Most people will be employees (vs self-employed or business owners). If you are in a position and of the mindset to start a business, and are comfortable with the risk, that is a path you can choose. If that's not for you (as it's not for most people), but you still want the best chance of being reasonably wealthy, get really good at talking to people and maintaining social connections, and go into management: it's significantly easier than skilled or manual labor, and happens to pay significantly better also. But at the end of the day, keep in mind that you don't have to luck into the 0.001% who are in position to and are successful in starting a successful business in order to make enough money to have a comfortable life, and there is more to life than just making lots of money.


Saturday, October 5, 2024

The value of knowing the value

Something I've been musing about recently: there's a pretty high value, for managers, in knowing the value of people within a business. I'm kinda curious how many companies (and managers within said companies) actually know the value for their reports, beyond just the superficial stuff (like job level).

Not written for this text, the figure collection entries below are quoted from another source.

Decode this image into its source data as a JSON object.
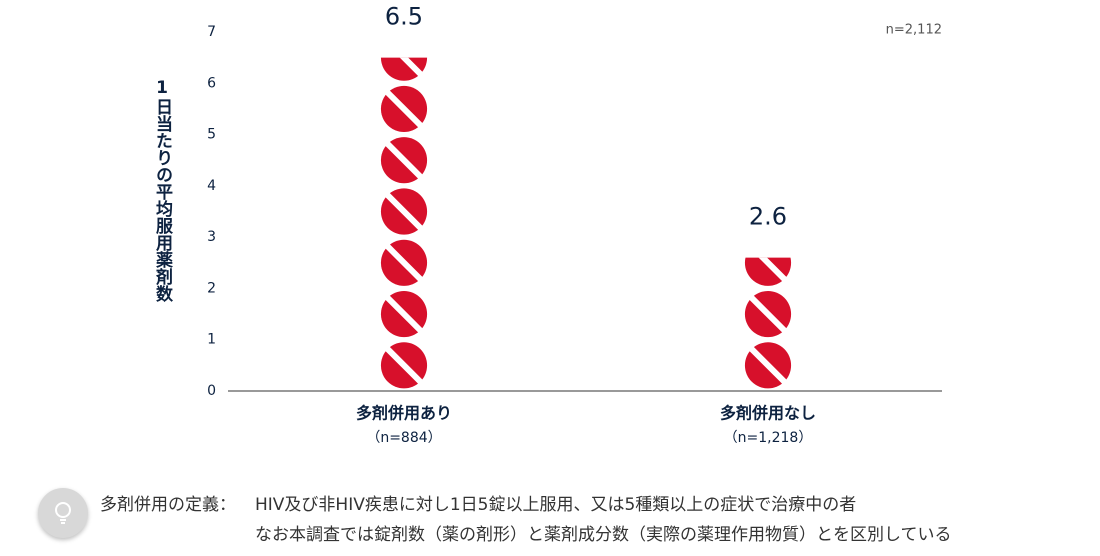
{
  "chart_data": {
    "type": "pictogram-bar",
    "y_label": "1日当たりの平均服用薬剤数",
    "note": "n=2,112",
    "categories": [
      "多剤併用あり",
      "多剤併用なし"
    ],
    "category_sublabels": [
      "（n=884）",
      "（n=1,218）"
    ],
    "values": [
      6.5,
      2.6
    ],
    "color": "#d7102b",
    "ylim": [
      0,
      7
    ],
    "yticks": [
      0,
      1,
      2,
      3,
      4,
      5,
      6,
      7
    ]
  },
  "footnote": {
    "label": "多剤併用の定義：",
    "lines": [
      "HIV及び非HIV疾患に対し1日5錠以上服用、又は5種類以上の症状で治療中の者",
      "なお本調査では錠剤数（薬の剤形）と薬剤成分数（実際の薬理作用物質）とを区別している"
    ]
  }
}
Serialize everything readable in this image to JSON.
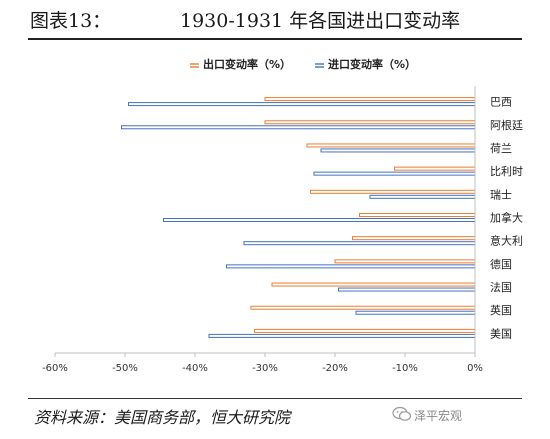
{
  "figure": {
    "label": "图表13：",
    "title": "1930-1931 年各国进出口变动率"
  },
  "source": "资料来源：美国商务部，恒大研究院",
  "watermark": "泽平宏观",
  "colors": {
    "export": "#ED7D31",
    "import": "#4472C4"
  },
  "chart_data": {
    "type": "bar",
    "orientation": "horizontal",
    "categories": [
      "巴西",
      "阿根廷",
      "荷兰",
      "比利时",
      "瑞士",
      "加拿大",
      "意大利",
      "德国",
      "法国",
      "英国",
      "美国"
    ],
    "series": [
      {
        "name": "出口变动率（%）",
        "values": [
          -30,
          -30,
          -24,
          -11.5,
          -23.5,
          -16.5,
          -17.5,
          -20,
          -29,
          -32,
          -31.5
        ]
      },
      {
        "name": "进口变动率（%）",
        "values": [
          -49.5,
          -50.5,
          -22,
          -23,
          -15,
          -44.5,
          -33,
          -35.5,
          -19.5,
          -17,
          -38
        ]
      }
    ],
    "xlim": [
      -60,
      0
    ],
    "xticks": [
      -60,
      -50,
      -40,
      -30,
      -20,
      -10,
      0
    ],
    "xtick_labels": [
      "-60%",
      "-50%",
      "-40%",
      "-30%",
      "-20%",
      "-10%",
      "0%"
    ],
    "grid": false,
    "legend_position": "top-left"
  }
}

Motivating experience: people leave companies. Depending on how open the company is with departures, motivations, internal communications, etc., this may be somewhat sudden and/or unnoticed for some time. Sometimes, the people that leave have historical specific knowledge which is not replicated anywhere else in the company, or general area expertise which cannot easily be replaced, or are fulfilling roles which would otherwise be more costly to the organization if that work was not done, etc. Sometimes these departures can have significant costs for a company, beyond just the lost nominal productivity.

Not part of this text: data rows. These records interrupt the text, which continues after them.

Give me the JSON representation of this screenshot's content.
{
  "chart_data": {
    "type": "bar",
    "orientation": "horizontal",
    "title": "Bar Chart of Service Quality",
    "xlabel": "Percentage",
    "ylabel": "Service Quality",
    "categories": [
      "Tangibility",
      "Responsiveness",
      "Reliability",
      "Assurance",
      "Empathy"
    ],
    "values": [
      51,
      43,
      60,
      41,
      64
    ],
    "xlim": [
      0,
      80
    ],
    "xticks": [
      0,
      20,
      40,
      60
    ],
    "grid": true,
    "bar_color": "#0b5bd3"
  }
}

Note that departures are entirely normal: people move on, seek other opportunities, get attractive offers, etc. As a company, you cannot generally prevent people from leaving, and indeed many companies implicitly force groups out the door sometimes (see, for example, Amazon's RTO mandates and managing people out via underhanded internal processes). However, in concept a company would usually want to offer to pay what a person is worth to the company to retain them, and would not want someone to walk away that they would have been willing to pay enough to entice them to stay. That's where knowing value comes into play: in order to do that calculation, you would need the data, inclusive of all the little things which do not necessarily make it into a high level role description.

Not having been a manager (in any sort of serious sense), I don't really have a perspective on how well this is generally understood within companies, but my anecdotal experience would suggest that it is generally not tracked very well. Granted, everyone is replaceable in some sense, and companies do not want to be in a position where they feel extorted, but the converse is that effective and optimal people management means "staying ahead" of people's value in terms of proactive rewards and incentives. I'd imagine that even a company which treats their employees at cattle would be displeased if someone they would have been happy to retain at a higher rate walked, just because their management didn't accurately perceive their aggregate value to the organization.

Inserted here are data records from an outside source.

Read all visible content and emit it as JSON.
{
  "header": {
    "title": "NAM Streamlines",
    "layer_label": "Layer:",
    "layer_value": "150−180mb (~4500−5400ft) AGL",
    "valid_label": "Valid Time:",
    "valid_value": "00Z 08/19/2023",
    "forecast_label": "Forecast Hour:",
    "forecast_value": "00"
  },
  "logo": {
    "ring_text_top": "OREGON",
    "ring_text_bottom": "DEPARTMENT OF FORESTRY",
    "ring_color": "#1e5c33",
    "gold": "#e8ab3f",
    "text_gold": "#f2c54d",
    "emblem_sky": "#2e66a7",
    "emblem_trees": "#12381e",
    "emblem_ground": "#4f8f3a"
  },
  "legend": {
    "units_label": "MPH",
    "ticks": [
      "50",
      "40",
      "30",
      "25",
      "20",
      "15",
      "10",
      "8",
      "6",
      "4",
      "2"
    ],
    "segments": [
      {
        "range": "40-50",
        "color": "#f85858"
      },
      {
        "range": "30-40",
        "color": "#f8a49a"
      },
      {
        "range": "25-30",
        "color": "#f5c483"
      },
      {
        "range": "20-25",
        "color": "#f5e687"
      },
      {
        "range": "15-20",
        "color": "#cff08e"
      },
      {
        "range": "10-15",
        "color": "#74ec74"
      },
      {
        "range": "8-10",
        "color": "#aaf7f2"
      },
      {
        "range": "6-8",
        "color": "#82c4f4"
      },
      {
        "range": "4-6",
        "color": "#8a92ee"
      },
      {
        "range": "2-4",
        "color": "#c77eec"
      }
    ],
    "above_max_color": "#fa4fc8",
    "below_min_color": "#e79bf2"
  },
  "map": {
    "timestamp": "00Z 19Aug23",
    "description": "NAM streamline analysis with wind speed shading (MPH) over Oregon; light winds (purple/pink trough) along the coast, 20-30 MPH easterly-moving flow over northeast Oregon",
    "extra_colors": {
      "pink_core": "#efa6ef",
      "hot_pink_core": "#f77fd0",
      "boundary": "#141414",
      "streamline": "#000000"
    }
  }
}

All of this is to say: there's a high value for an organization in having an accurate sense of the value that people have for an organization, to optimally manage your business relationship with those people. If people leave your company, and you figure out later that they had more value than you were accounting for, that's a failure of management within the organization, and might be a costly one.

Addendum: Lest anyone think this is in relation to myself and my current position, it is not. However, I have been valued both more and less than I perceived my value as at various points in my career, so I know there can be a disconnect there, and I've seen organizations lose valuable expertise and not realize it until the people were gone. I would surmise that this might be more of a general blind spot than many companies realize.